我們的方法與現有的三維重建方法相比有下列幾項優點:第一，我們可以處理形狀複雜且被遮蔽住的物體，例如:人與動物。尤其我們的方法可以補足影像中雙面結構的物體因視角關係而被遮蔽的區域。第二使用者可以透過工具重建深浮雕，其物體可為凹面、凸面或凹凸面。另外我們的方法不需要額外的資料庫提供立體模型做形狀的變形，且重建對象可為一般物體，不限定要對稱或幾何形狀等結構相似度高的物體。

對於被遮蔽的區域做填補的動作，我們的方法考慮了三種在自然影像中常見的遮蔽情況，使其結果的立體模型在旋轉時之間不會有縫隙出現。使用者可以修改物體的整體斜率與膨脹曲率，接著利用最佳化方法重建三維立體模型。

最後透過我們所提出的方法重建出多張三維立體圖來做驗證，其中包含了人、動物與花等常見物體。
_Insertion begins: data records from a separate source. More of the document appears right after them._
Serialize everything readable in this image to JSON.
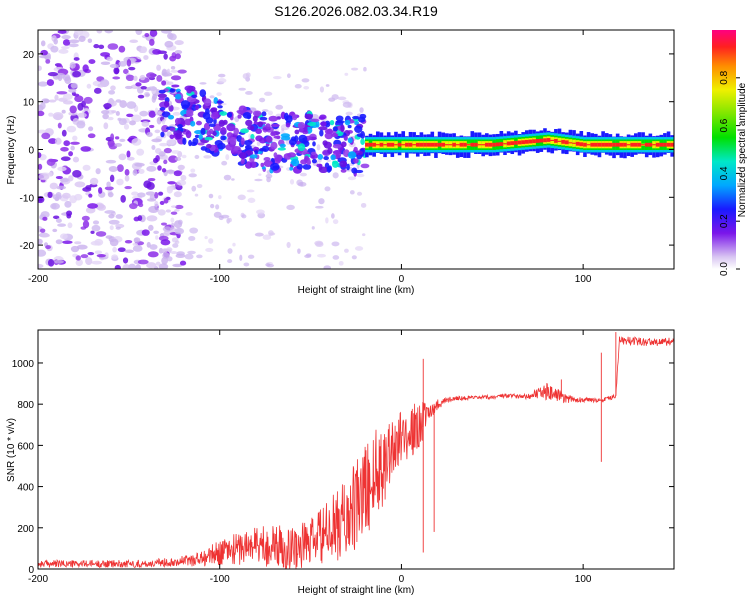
{
  "chart_data": [
    {
      "type": "heatmap",
      "title": "S126.2026.082.03.34.R19",
      "xlabel": "Height of straight line (km)",
      "ylabel": "Frequency (Hz)",
      "xlim": [
        -200,
        150
      ],
      "ylim": [
        -25,
        25
      ],
      "x_ticks": [
        -200,
        -100,
        0,
        100
      ],
      "y_ticks": [
        -20,
        -10,
        0,
        10,
        20
      ],
      "x_tick_labels": [
        "-200",
        "-100",
        "0",
        "100"
      ],
      "y_tick_labels": [
        "-20",
        "-10",
        "0",
        "10",
        "20"
      ],
      "colorbar": {
        "label": "Normalized spectral amplitude",
        "range": [
          0,
          1
        ],
        "ticks": [
          0,
          0.2,
          0.4,
          0.6,
          0.8
        ],
        "tick_labels": [
          "0.0",
          "0.2",
          "0.4",
          "0.6",
          "0.8"
        ]
      },
      "features": {
        "noise_region_x": [
          -200,
          -130
        ],
        "ridge_points": [
          [
            -130,
            9
          ],
          [
            -110,
            6
          ],
          [
            -90,
            3
          ],
          [
            -70,
            1
          ],
          [
            -50,
            2
          ],
          [
            -30,
            1
          ],
          [
            -20,
            1
          ],
          [
            0,
            1
          ],
          [
            50,
            1
          ],
          [
            80,
            2
          ],
          [
            100,
            1
          ],
          [
            150,
            1
          ]
        ],
        "strong_line_x": [
          -20,
          150
        ],
        "strong_line_freq": 1
      }
    },
    {
      "type": "line",
      "title": "",
      "xlabel": "Height of straight line (km)",
      "ylabel": "SNR (10 * v/v)",
      "xlim": [
        -200,
        150
      ],
      "ylim": [
        0,
        1160
      ],
      "x_ticks": [
        -200,
        -100,
        0,
        100
      ],
      "y_ticks": [
        0,
        200,
        400,
        600,
        800,
        1000
      ],
      "x_tick_labels": [
        "-200",
        "-100",
        "0",
        "100"
      ],
      "y_tick_labels": [
        "0",
        "200",
        "400",
        "600",
        "800",
        "1000"
      ],
      "color": "#ee3333",
      "series": [
        {
          "name": "SNR",
          "x": [
            -200,
            -180,
            -160,
            -140,
            -120,
            -110,
            -100,
            -90,
            -80,
            -70,
            -60,
            -50,
            -40,
            -30,
            -25,
            -20,
            -15,
            -10,
            -5,
            0,
            5,
            10,
            15,
            20,
            25,
            30,
            40,
            50,
            60,
            70,
            80,
            90,
            100,
            105,
            110,
            115,
            118,
            120,
            130,
            140,
            150
          ],
          "values": [
            25,
            25,
            25,
            25,
            40,
            50,
            80,
            100,
            120,
            110,
            100,
            130,
            180,
            250,
            300,
            380,
            450,
            520,
            600,
            640,
            660,
            700,
            760,
            800,
            820,
            830,
            830,
            835,
            840,
            840,
            860,
            830,
            820,
            820,
            820,
            830,
            840,
            1110,
            1105,
            1100,
            1105
          ],
          "noise_amplitude": [
            18,
            18,
            18,
            18,
            25,
            40,
            60,
            80,
            100,
            110,
            110,
            120,
            150,
            200,
            220,
            240,
            230,
            210,
            190,
            120,
            130,
            120,
            40,
            25,
            15,
            10,
            10,
            10,
            12,
            15,
            40,
            25,
            12,
            10,
            10,
            10,
            10,
            20,
            20,
            20,
            20
          ]
        }
      ],
      "spikes": [
        [
          12,
          1020
        ],
        [
          12,
          80
        ],
        [
          18,
          180
        ],
        [
          88,
          920
        ],
        [
          110,
          1050
        ],
        [
          110,
          520
        ],
        [
          118,
          1150
        ]
      ]
    }
  ]
}
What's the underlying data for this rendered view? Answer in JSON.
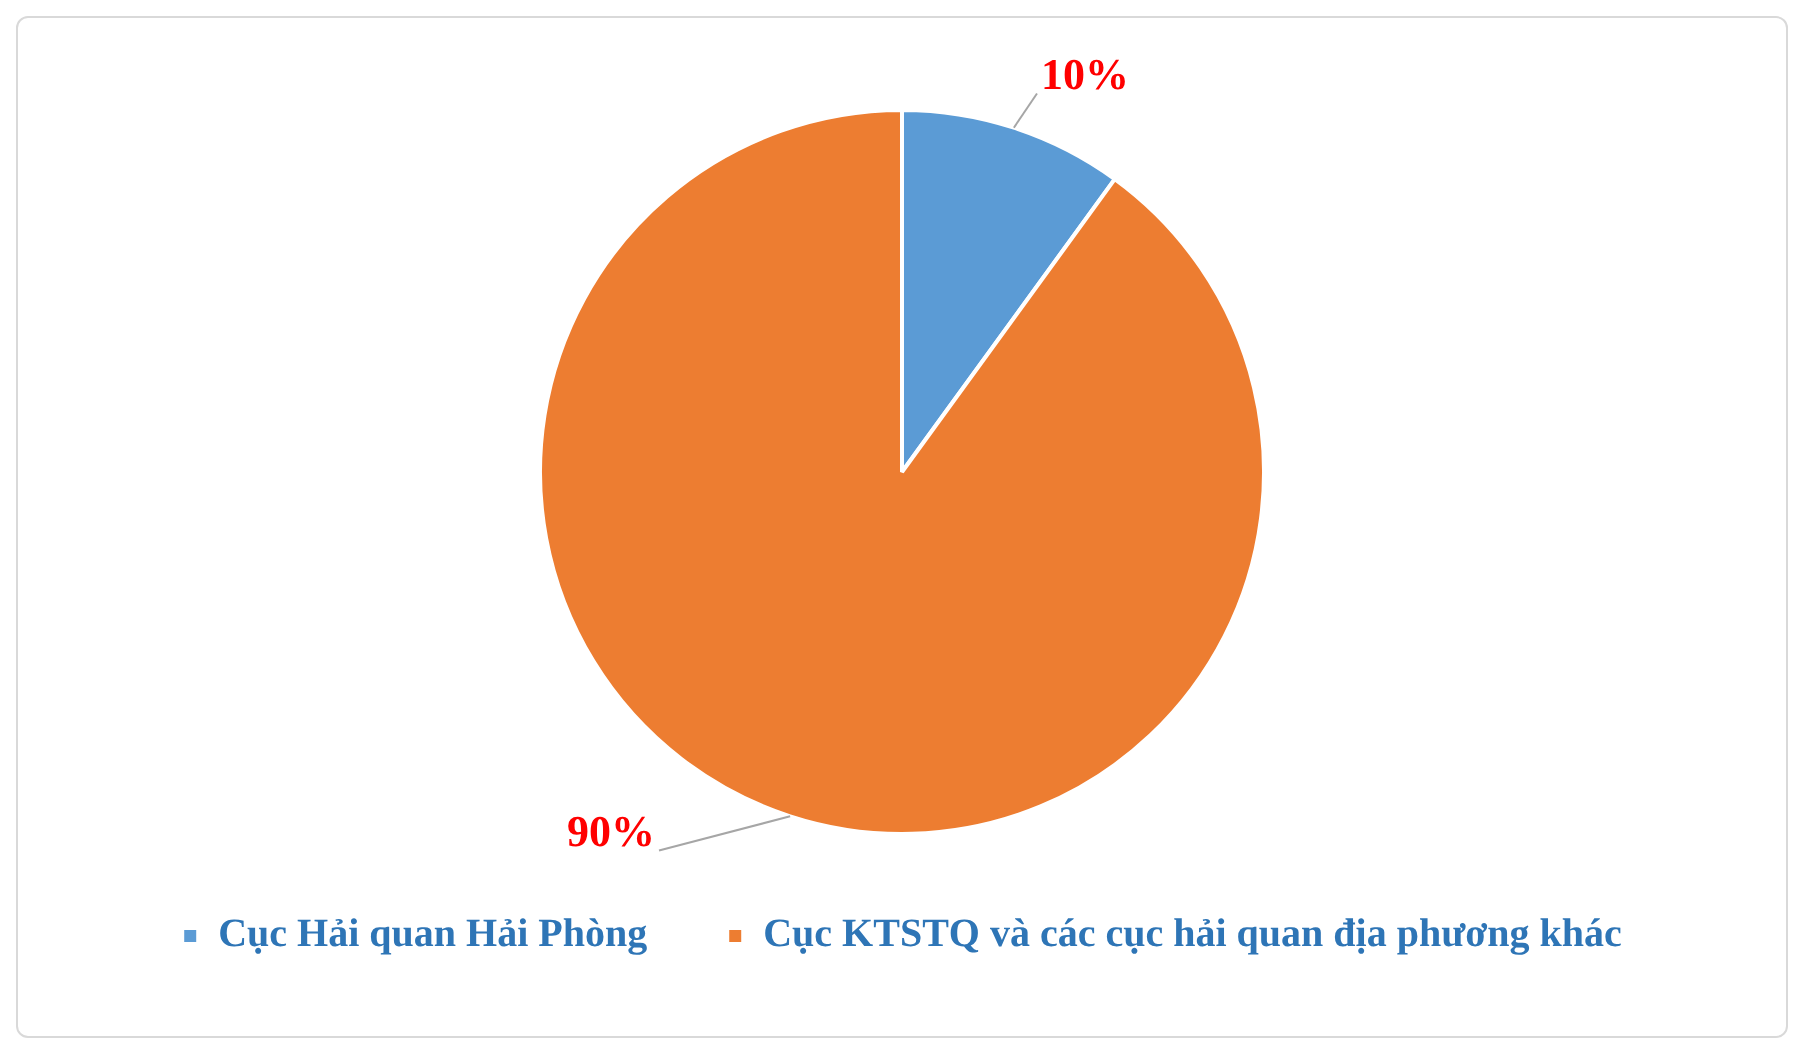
{
  "chart_data": {
    "type": "pie",
    "categories": [
      "Cục Hải quan Hải Phòng",
      "Cục KTSTQ và các cục hải quan địa phương khác"
    ],
    "values": [
      10,
      90
    ],
    "colors": [
      "#5b9bd5",
      "#ed7d31"
    ],
    "value_labels": [
      "10%",
      "90%"
    ],
    "legend": "bottom"
  }
}
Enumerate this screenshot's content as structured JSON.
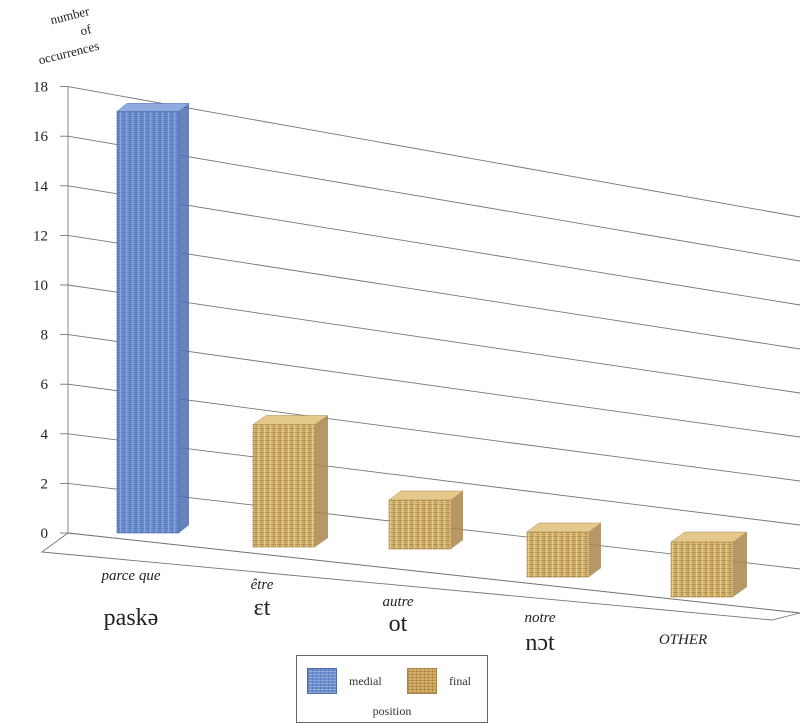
{
  "chart_data": {
    "type": "bar",
    "ylabel": "number of occurrences",
    "ylabel_lines": [
      "number",
      "of",
      "occurrences"
    ],
    "ylim": [
      0,
      18
    ],
    "yticks": [
      0,
      2,
      4,
      6,
      8,
      10,
      12,
      14,
      16,
      18
    ],
    "grid": true,
    "categories": [
      "parce que",
      "être",
      "autre",
      "notre",
      "OTHER"
    ],
    "category_ipa": [
      "paskə",
      "ɛt",
      "ot",
      "nɔt",
      ""
    ],
    "values": [
      17,
      5,
      2,
      2,
      2.5
    ],
    "bar_series": [
      "medial",
      "final",
      "final",
      "final",
      "final"
    ],
    "legend": {
      "title": "position",
      "placement": "bottom",
      "entries": [
        {
          "name": "medial",
          "color": "#6c8fd0"
        },
        {
          "name": "final",
          "color": "#d4b06a"
        }
      ]
    }
  }
}
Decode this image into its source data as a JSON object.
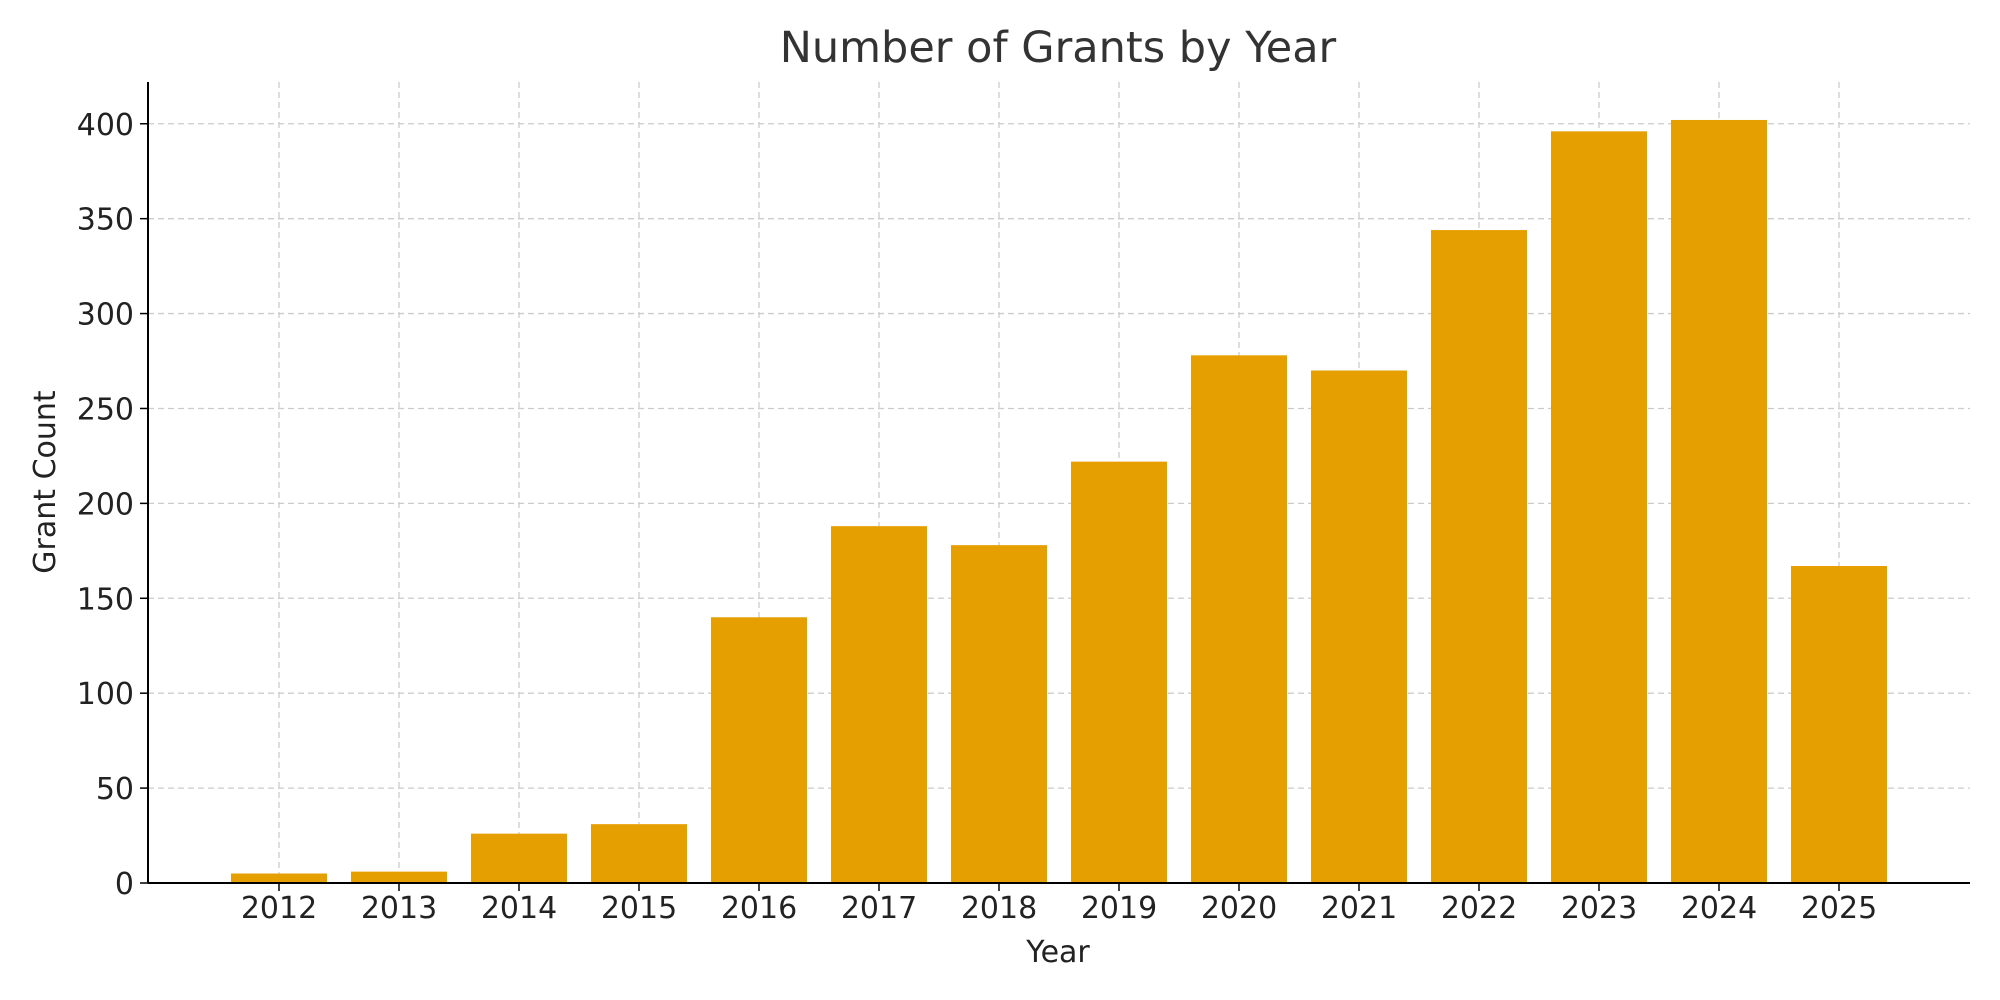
{
  "chart_data": {
    "type": "bar",
    "title": "Number of Grants by Year",
    "xlabel": "Year",
    "ylabel": "Grant Count",
    "categories": [
      "2012",
      "2013",
      "2014",
      "2015",
      "2016",
      "2017",
      "2018",
      "2019",
      "2020",
      "2021",
      "2022",
      "2023",
      "2024",
      "2025"
    ],
    "values": [
      5,
      6,
      26,
      31,
      140,
      188,
      178,
      222,
      278,
      270,
      344,
      396,
      402,
      167
    ],
    "ylim": [
      0,
      422
    ],
    "yticks": [
      0,
      50,
      100,
      150,
      200,
      250,
      300,
      350,
      400
    ],
    "grid": true,
    "bar_color": "#E69F00",
    "grid_color": "#cccccc",
    "axis_color": "#000000"
  }
}
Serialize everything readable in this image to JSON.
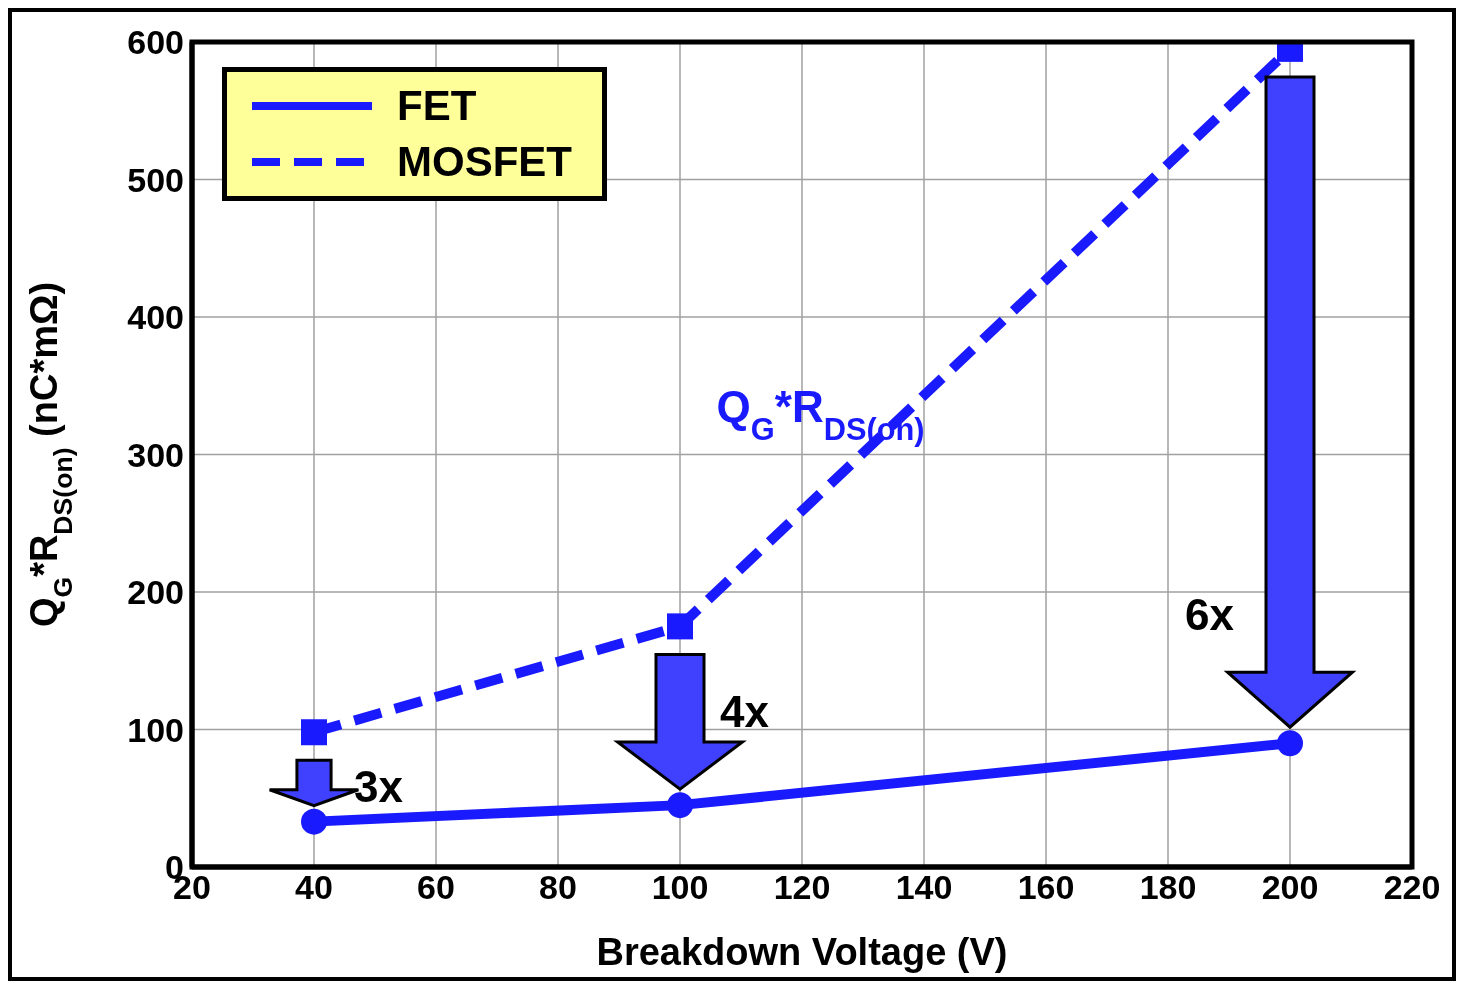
{
  "chart_data": {
    "type": "line",
    "xlabel": "Breakdown Voltage (V)",
    "ylabel": "Q$_{G}$*R$_{DS(on)}$ (nC*mΩ)",
    "x": [
      40,
      100,
      200
    ],
    "series": [
      {
        "name": "FET",
        "color": "#1a1aff",
        "values": [
          33,
          45,
          90
        ],
        "marker": "circle",
        "line_style": "solid"
      },
      {
        "name": "MOSFET",
        "color": "#1a1aff",
        "values": [
          98,
          175,
          595
        ],
        "marker": "square",
        "line_style": "dashed"
      }
    ],
    "xlim": [
      20,
      220
    ],
    "xticks": [
      20,
      40,
      60,
      80,
      100,
      120,
      140,
      160,
      180,
      200,
      220
    ],
    "ylim": [
      0,
      600
    ],
    "yticks": [
      0,
      100,
      200,
      300,
      400,
      500,
      600
    ],
    "grid": true,
    "legend": "top left",
    "annotations": [
      "Q$_{G}$*R$_{DS(on)}$",
      "3x",
      "4x",
      "6x"
    ]
  }
}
We introduce an interactive user-driven method to reconstruct high-relief 3D geometry from a single image for supporting the creation of rotating lenticular images.
Particularly, we consider two novel but challenging reconstruction issues: i) common non-rigid objects whose shapes are organic rather than polyhedral/symmetric, and ii) double-sided structures, where front and back sides of some curvy object parts are revealed simultaneously on image.
To address these issues, we develop a three-stage computational pipeline.
First, we construct a 2.5D model from the input image by user-driven segmentation, automatic layering, and region completion, handling three common types of occlusion.
Second, users can interactively mark-up slope and curvature cues on the image to guide our constrained optimization model to inflate and lift up the image layers.
We provide real-time preview of the inflated geometry to allow interactive editing.
Third, we stitch and optimize the inflated layers to produce a high-relief 3D model.
Compared to previous work, we can generate high-relief geometry with large viewing angles, handle complex organic objects with multiple occluded regions and varying shape profiles, and reconstruct objects with double-sided structures.
Lastly, we demonstrate the applicability of our method on a wide variety of input images with human, animals, flowers, etc.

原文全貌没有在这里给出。